In fact, you only have to consult MLB’s official rules to see just how seriously MLB takes intentionally throwing at a batter: Rule 8.02(a) governs intentionally modifying the ball to gain an advantage. The mandatory penalty for doing so? Automatic ejection from the game and a 10-game suspension. Rule 8.02(d) governs intentionally throwing at a batter, but there’s no penalty specified. The only comment in this section of note is that throwing at a batter’s head is “condemned by everybody.”
Except it’s not condemned by everybody. Far from it. Take the former Arizona Diamondbacks general manager Kevin Towers, who kept his job for a year—and was celebrated in some corners—after explicitly endorsing hitting more batters with pitches. If you didn’t want to assault a fellow human being? Per Towers, “There’s ways to get you out of here. If you don’t follow suit or you don’t feel comfortable doing it, you probably don’t belong in a Diamondbacks uniform.” Towers was later dismissed as GM, but the fact that the Diamondbacks offered him another position, and that Towers ultimately joined the Cincinnati Reds’ front office, is a good indication that his way of thinking by no means condemns a person in the way the MLB rules suggest.
In other words, the message sent is this: “Throw at batters all you want and we’ll shrug it off, but don’t you dare doctor the baseball.

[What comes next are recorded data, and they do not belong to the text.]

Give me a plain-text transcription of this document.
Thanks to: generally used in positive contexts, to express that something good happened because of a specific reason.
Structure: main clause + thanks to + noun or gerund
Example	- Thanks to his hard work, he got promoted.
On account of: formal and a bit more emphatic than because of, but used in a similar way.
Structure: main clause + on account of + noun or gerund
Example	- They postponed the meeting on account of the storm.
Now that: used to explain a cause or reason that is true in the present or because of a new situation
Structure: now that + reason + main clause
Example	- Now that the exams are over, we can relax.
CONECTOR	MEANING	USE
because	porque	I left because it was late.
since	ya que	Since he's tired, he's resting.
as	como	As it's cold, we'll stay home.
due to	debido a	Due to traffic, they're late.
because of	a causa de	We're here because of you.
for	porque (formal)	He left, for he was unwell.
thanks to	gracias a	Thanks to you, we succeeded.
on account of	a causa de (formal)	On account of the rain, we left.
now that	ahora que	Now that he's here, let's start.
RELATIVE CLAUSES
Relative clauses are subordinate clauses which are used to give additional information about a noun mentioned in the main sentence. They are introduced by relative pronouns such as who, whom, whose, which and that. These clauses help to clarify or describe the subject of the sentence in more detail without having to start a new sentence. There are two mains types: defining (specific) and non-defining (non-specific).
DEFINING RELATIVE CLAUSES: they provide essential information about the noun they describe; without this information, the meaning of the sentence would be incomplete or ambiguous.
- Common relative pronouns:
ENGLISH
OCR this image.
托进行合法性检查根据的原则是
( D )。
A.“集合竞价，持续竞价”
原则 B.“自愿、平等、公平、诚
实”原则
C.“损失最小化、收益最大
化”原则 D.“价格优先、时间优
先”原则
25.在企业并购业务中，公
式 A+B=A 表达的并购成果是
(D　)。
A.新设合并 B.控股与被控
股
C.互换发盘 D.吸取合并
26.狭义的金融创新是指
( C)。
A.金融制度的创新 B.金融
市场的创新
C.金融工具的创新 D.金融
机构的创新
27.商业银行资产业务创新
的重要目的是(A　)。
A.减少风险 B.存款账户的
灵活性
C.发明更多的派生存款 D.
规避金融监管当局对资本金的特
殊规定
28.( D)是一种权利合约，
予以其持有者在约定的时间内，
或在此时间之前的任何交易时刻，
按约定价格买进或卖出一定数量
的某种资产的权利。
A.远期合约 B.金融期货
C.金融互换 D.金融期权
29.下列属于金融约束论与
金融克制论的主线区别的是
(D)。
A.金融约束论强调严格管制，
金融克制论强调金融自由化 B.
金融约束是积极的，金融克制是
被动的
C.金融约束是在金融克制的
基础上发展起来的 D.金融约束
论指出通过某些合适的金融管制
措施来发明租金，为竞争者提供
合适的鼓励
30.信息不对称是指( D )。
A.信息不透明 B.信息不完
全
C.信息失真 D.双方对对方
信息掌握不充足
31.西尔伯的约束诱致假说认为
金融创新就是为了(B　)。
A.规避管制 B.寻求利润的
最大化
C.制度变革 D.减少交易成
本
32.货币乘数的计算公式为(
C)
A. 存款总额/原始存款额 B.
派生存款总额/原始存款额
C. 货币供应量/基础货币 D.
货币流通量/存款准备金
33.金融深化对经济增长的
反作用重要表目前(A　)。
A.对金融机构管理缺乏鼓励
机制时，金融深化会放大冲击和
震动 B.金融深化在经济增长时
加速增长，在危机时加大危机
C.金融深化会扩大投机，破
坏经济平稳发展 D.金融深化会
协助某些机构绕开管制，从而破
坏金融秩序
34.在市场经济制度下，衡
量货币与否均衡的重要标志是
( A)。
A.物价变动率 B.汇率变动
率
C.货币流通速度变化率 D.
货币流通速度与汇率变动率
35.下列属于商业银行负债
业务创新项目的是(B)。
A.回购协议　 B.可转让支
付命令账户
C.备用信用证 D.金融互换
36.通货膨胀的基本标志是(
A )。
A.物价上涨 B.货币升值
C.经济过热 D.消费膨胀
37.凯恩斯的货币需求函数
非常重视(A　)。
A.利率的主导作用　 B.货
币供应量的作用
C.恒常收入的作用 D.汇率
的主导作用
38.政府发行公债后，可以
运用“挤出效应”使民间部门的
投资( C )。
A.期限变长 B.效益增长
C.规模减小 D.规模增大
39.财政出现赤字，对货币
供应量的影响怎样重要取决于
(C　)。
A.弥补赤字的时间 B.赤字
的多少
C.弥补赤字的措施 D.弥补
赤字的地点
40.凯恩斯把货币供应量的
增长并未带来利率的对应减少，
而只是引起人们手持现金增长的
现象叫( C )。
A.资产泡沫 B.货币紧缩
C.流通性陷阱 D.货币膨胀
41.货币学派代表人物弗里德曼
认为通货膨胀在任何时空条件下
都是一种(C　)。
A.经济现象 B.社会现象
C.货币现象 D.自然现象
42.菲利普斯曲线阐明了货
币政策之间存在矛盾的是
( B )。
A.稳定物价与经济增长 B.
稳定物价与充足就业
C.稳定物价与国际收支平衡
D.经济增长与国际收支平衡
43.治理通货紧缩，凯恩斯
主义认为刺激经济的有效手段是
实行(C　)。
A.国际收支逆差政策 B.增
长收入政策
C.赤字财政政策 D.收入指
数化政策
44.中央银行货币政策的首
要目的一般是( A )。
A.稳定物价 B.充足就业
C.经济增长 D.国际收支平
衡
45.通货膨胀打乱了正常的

Oh, and if you’re throwing at someone, take care not to hit them in the head. We don’t really know what we’ll do if you do it, but we’ll condemn the practice!”
The sentiment of “don’t hit people in the head” is a nice one, though it’s rather limited. Aside from the nebulous punishment associated with headhunting, pitchers trying to hit a batter don’t have very good aim. Pitchers train to throw at or around the strike zone, so preparing to throw a ball at a batter is an unnatural motion and has a wide variety of outcomes. It’s why you see pitchers throw behind batters when trying to hit them—they’re used to throwing strikes, not hitting people. So it’s not unreasonable to think that a pitcher might intentionally throw at a less-critical body part, miss, and end up hitting the head by mistake. It’s why Jim Bouton wrote in 1970’s Ball Four that he wouldn’t throw at a batter—there was too much risk involved. It’s why the pitcher and author Dirk Hayhurst, 40 years later, expressed the same sentiment. If you throw at a batter, there’s a very high risk of something terrible happening.
Given that executives like Towers think throwing at batters is acceptable—perhaps even laudable—there unfortunately needs to be a reason other than “assault is bad” to stop the practice. Owners, who invest an enormous amount of money in their best players, need to recognize the threat that intentional hit-by-pitches pose to their investments. Take the 2013 National League Most Valuable Player Andrew McCutchen, who was intentionally hit in the back in 2014 and went on the disabled list soon thereafter with ongoing rib issues. Or last year’s MVP runner-up Giancarlo Stanton, who was unintentionally hit in the face by a pitch, breaking his jaw and causing him to miss most of September's games. A player, however talented, is still just a mortal, and when you hit him with a baseball, he’s liable to get injured. Stanton signed a $325 million, 13-year contract this past offseason; it would be foolish not to do everything possible to protect him from further injury.